According to the most recent US stats, wages and salaries grew 5.2% through September, an increase of more than half a percentage point from last year. Growth was running even higher earlier in the year but started coming down in the summer when companies began instituting hiring freezes and layoffs. Next year will be more of the same. A recent Korn Ferry survey shows that companies are planning to reduce spending on wages even more, forecasting salary increases of only 4.0% to 4.5% for 2023. 

Ron Seifert, leader of the North America Workforce Rewards and Benefits practice for Korn Ferry, says leaders are struggling to balance various talent needs. A recent Conference Board survey found leaders are as concerned about attracting and retaining talent as they are about a recession in 2023. Those two concerns are why companies are “exercising far more discipline in how they spend on people,” says Seifert.

The end result is a dual-focused comp plan, with companies paying more for top talent and key roles and moderating aggregate labor costs via hiring freezes and potential layoffs, says Tom McMullen, a senior client partner in Korn Ferry’s ESG and Inclusive Rewards practices. “They want to trim costs to prepare for a likely recession but protect key players and roles,” he says. 

Firms are, of course, feeling pressures from many corners to cut labor costs, which rose so high in some cases during the post-pandemic boom. But along with rising inflation, skyrocketing costs in healthcare benefits are creating a big budget squeeze. Spending on employee benefits is up 5.0% through September, an increase of 2.4% compared to 2021, with nearly all of that increase attributable to rising healthcare premiums. That’s because workers, after staying away from doctors and hospitals unless absolutely necessary during the pandemic, are now returning for elective procedures or other services, says Marc Hallee, a senior client partner in the Healthcare practice at Korn Ferry.

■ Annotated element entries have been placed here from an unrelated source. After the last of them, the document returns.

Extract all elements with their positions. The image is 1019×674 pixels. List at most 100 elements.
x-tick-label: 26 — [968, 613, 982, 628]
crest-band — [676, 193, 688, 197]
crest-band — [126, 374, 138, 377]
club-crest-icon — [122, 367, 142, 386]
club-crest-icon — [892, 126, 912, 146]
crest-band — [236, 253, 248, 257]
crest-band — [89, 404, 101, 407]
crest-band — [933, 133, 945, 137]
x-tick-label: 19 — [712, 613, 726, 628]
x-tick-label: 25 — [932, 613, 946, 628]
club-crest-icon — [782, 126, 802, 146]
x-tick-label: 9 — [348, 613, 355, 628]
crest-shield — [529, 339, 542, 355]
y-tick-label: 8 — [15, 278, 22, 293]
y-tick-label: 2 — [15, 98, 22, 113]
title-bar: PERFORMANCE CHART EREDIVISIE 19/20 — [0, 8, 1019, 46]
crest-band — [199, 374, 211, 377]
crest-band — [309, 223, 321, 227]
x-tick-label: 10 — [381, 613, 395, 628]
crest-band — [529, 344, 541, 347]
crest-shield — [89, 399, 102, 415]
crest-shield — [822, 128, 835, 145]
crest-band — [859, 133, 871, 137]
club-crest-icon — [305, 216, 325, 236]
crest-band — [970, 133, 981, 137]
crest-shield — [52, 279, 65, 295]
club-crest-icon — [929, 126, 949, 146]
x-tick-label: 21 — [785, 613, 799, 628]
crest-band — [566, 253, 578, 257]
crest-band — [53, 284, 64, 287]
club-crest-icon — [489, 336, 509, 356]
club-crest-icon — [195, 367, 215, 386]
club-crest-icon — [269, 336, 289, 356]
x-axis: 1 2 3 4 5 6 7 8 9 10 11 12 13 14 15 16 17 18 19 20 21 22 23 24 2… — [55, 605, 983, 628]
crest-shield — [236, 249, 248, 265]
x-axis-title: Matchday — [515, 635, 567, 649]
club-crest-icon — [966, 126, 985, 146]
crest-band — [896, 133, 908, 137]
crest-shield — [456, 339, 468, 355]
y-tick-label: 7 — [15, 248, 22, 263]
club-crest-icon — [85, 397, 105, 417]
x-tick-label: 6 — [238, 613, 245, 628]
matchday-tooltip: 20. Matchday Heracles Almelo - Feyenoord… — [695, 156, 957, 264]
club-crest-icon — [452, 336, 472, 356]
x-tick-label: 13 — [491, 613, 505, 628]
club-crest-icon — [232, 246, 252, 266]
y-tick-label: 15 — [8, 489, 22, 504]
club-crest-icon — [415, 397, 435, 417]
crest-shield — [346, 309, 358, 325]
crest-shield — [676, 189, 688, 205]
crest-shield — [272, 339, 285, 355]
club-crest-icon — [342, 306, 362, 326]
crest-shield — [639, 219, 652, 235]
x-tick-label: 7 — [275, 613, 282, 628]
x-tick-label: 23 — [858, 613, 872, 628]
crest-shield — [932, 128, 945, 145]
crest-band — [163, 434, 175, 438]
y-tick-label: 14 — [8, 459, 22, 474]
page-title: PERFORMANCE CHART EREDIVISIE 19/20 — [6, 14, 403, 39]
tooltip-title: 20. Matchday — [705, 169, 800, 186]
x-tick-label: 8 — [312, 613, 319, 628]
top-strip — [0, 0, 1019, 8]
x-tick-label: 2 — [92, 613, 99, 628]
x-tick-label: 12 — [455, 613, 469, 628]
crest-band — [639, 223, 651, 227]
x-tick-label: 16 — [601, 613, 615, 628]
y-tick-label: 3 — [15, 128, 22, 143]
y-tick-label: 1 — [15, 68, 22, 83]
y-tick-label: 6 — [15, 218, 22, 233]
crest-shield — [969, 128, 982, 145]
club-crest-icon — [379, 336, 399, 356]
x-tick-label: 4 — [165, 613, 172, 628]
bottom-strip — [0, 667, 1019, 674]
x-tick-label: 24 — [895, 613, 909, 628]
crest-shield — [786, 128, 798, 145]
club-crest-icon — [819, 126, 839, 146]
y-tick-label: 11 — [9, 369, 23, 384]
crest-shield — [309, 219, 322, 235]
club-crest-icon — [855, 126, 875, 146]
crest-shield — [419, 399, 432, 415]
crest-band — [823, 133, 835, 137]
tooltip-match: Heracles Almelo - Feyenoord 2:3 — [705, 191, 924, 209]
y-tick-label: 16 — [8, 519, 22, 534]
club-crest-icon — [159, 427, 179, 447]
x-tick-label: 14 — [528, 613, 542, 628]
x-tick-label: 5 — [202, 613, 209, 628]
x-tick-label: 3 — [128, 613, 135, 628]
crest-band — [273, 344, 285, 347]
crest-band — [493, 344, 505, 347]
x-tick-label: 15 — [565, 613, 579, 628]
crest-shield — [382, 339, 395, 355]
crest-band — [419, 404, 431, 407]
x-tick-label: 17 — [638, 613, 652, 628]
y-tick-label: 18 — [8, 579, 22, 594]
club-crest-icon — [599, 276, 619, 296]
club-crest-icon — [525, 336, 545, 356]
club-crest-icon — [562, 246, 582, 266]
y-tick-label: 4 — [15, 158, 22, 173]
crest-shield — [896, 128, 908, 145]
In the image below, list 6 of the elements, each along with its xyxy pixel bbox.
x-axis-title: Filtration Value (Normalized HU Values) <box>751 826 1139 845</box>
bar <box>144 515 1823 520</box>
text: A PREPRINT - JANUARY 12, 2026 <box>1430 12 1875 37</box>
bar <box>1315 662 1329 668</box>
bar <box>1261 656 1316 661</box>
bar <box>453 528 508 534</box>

As companies focus more on how they are spending money on talent, not every department and not every position will be treated equally, says Deepali Vyas, global head of the FinTech, Payments, and Crypto practice at Korn Ferry. For instance, she says firms in financial services, tech, and other industries whose leaders have been calling for a return-to-office will likely look much harder at remote positions as they map out their budgets and critical strategic initiatives for 2023. “They are going to take stock of remote workers in particular and ensure they are proving their worth,” says Vyas.